Dag organizou a viagem toda porque além de fluente em alemão, ela tinha morado em Bremen durante o doutorado sanduíche, então eu estava em uma situação inédita na minha vida de turista: só acompanhando e sem ter a menor ideia dos detalhes da viagem. Caminhamos bastante até o bairro onde estava localizado o hotel e chegamos em uma pitoresca avenida na beira do rio. Eu arrastava a minha mala (felizmente era uma mala pequena, daquelas de bagagem de mão) enquanto batia o queixo com frio. Andamos até o final da avenida e voltamos procurando o hotel e nada de encontrar o lugar. Percebi que Dag estava apreensiva porque aparentemente não existia hotel no endereço indicado. Naquele momento, eu pensei que tínhamos caído em algum golpe de acomodação barata, mas achei estranho porque Dag olhava na direção do rio enquanto procurava o hotel, enquanto eu olhava na outra direção, onde estavam os restaurantes, prédios e, é claro, hotéis. "Será que é aqui, Dag? Será que é aquele prédio no outro quarteirão? Está com cara de hotel"… Ela só balançava a cabeça negativamente até que me mandou esperar um instante no meio da rua. ˜Fique aqui que vou ali ver uma coisa!”. Tá, eu fico, onde eu iria com a noite chegando e naquela friagem? Comecei a ficar desanimada e ansiosa, pensando que nós teríamos que dormir ao relento ou procurar uma acomodação de última hora porque o hotel reservado não existia. Vi que ela entrou em um dos barcos que estavam ancorados na beira do rio e até aqui leitor, eu tinha certeza de que ela estava apenas buscando informações. Dag voltou e percebeu que eu já estava pálida, sucumbindo ao frio do norte da Alemanha. “Vamos entrar naquele bar para esquentar um pouco”, disse ela. Quando entramos no bar (que tinha uns 15 tipos de cerveja de todas as cores e atendentes tão jovens que pareciam adolescentes), ela conversou com o garçom que prontamente emprestou o telefone dele para que ela pudesse fazer uma ligação. Depois de algumas tentativas, ela conseguiu falar com alguém e ficou menos tensa e mais animada. Deduzi que ela tinha pedido asilo noturno para algum conhecido na cidade e eu estava sentindo tanto frio e cansaço que nem me importava em dormir na casa de um desconhecido. “Ana, já está tudo resolvido. Podemos ir!”. Naquele momento, eu não tinha mais forças nem para entender o que estava acontecendo. Sabe aquele pensamento de quanto menos você souber, melhor? Então... Voltamos para a rua e para a lufada de vento frio e caminhamos em direção ao… barco?!?
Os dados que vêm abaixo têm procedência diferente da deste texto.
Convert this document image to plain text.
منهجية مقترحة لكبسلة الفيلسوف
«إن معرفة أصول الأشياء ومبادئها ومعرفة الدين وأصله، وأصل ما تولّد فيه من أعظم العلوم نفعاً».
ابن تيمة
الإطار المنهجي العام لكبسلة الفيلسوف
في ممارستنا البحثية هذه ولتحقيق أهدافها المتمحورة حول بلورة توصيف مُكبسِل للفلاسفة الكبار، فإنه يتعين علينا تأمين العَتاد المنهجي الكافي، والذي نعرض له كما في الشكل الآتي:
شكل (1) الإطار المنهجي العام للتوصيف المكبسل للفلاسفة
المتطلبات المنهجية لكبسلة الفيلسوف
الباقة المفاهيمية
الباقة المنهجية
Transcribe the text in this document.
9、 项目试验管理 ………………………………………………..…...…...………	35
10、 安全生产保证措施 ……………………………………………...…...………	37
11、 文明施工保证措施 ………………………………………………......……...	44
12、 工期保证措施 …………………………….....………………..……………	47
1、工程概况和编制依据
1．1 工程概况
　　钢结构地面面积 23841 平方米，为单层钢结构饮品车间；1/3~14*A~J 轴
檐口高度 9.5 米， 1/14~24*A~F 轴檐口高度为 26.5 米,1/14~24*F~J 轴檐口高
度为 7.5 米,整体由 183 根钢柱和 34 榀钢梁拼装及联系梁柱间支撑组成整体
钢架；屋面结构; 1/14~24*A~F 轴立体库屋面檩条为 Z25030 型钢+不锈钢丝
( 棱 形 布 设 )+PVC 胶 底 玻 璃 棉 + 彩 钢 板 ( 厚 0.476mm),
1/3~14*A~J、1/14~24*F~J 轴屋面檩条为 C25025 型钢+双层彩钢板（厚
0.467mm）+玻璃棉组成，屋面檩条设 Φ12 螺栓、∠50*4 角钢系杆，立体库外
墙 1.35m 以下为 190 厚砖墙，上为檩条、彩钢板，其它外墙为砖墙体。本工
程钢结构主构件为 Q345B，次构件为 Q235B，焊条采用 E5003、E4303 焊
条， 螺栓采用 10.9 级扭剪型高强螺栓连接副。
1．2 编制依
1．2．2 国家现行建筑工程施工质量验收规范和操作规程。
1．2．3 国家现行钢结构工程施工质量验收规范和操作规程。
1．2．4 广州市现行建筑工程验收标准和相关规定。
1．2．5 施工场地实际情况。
-“Dag, onde estamos indo, pelamordeDeus???”
Ela olhou para mim feliz da vida e respondeu: "-Para o hotel, ué!”
"- Hotel? Dag, isso é um barco e bem pequeno por sinal!”
Sim, o hotel era um barco e metade da minha mente estava apavorada porque imaginei que morreria de frio ali e a outra metade estava curiosa para saber o tamanho da roubada em que tínhamos nos metido. Atravessamos uma ponte estreita para entrar no barco e encontramos algumas pessoas conversando na saleta principal. Eram turistas como nós que estavam hospedados no barco. O dono do hotel-embarcação (que na verdade era um iate de 1930) chegou e nos mostrou a nossa cabine que ficava na parte de baixo do barco, com uma cozinha muito bem equipada. Entramos na cabine e, para a minha surpresa, estava bem quentinho lá dentro, as camas eram confortáveis e o banheiro limpíssimo. Arrumamos as nossas coisas enquanto eu pensava se o barco balançaria muito de noite, se havia o risco de afundar, se a porta estava bem trancada e se era seguro dormir ali. O hotel-barco tinha Wifi e contei para Robson sobre a nossa inusitada acomodação. Ele ficou assustado, provavelmente imaginando um barco de pesca pequeno ou sei lá o quê.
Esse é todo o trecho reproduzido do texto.